I consorzi: temperature alte costringono ancora ad apporti irrigui importanti per l’agricoltura

Dopo due anni laghi sopra la media. Ma il caldo anomalo preoccupa

Dopo due anni laghi sopra la media. Ma il caldo anomalo preoccupa

MILANO

Nell’autunno che sembra un’estate sterminata, le risorse idriche in Lombardia sono tornate, per la prima volta negli ultimi due anni, sopra la media del periodo 2006-2020, ma preoccupa l’aumento dei prelievi, determinati dalle temperature anomale, per chiudere la stagione irrigua. "In questa fase climatica navighiamo a vista – commenta Francesco Vincenzi (nella foto), presidente dell’Associazione nazionale dei consorzi per la gestione e la tutela del territorio e delle acque irrigue (Anbi) –. La stagione agricola è alle battute finali, ma il persistente caldo richiama ulteriori apporti irrigui. Certo è che alcuni territori iniziano l’anno idrologico ancora in sofferenza, nonostante un generale miglioramento rispetto al siccitosissimo 2022".

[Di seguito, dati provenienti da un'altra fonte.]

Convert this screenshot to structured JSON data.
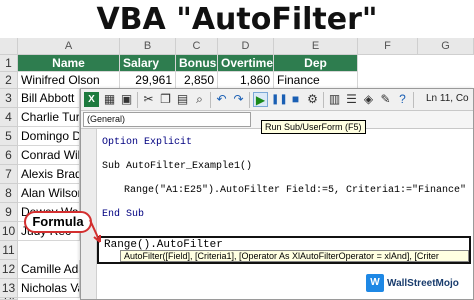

In Lombardia, secondo il report settimanale dell’Osservatorio Anbi sulle risorse idriche, le abbondanti piogge hanno rimpinguato le riserve idriche, ma per il lago Maggiore e il Lario nell’ultima settimana si registra una decrescita, così come sono in calo le portate del Po. A livello nazionale, la situazione è decisamente meno rosea. "Non possiamo che ribadire l’urgente necessità di nuovi invasi per aumentare la capacità di trattenere acqua sul territorio", conclude Massimo Gargano, direttore generale di Anbi.F.P.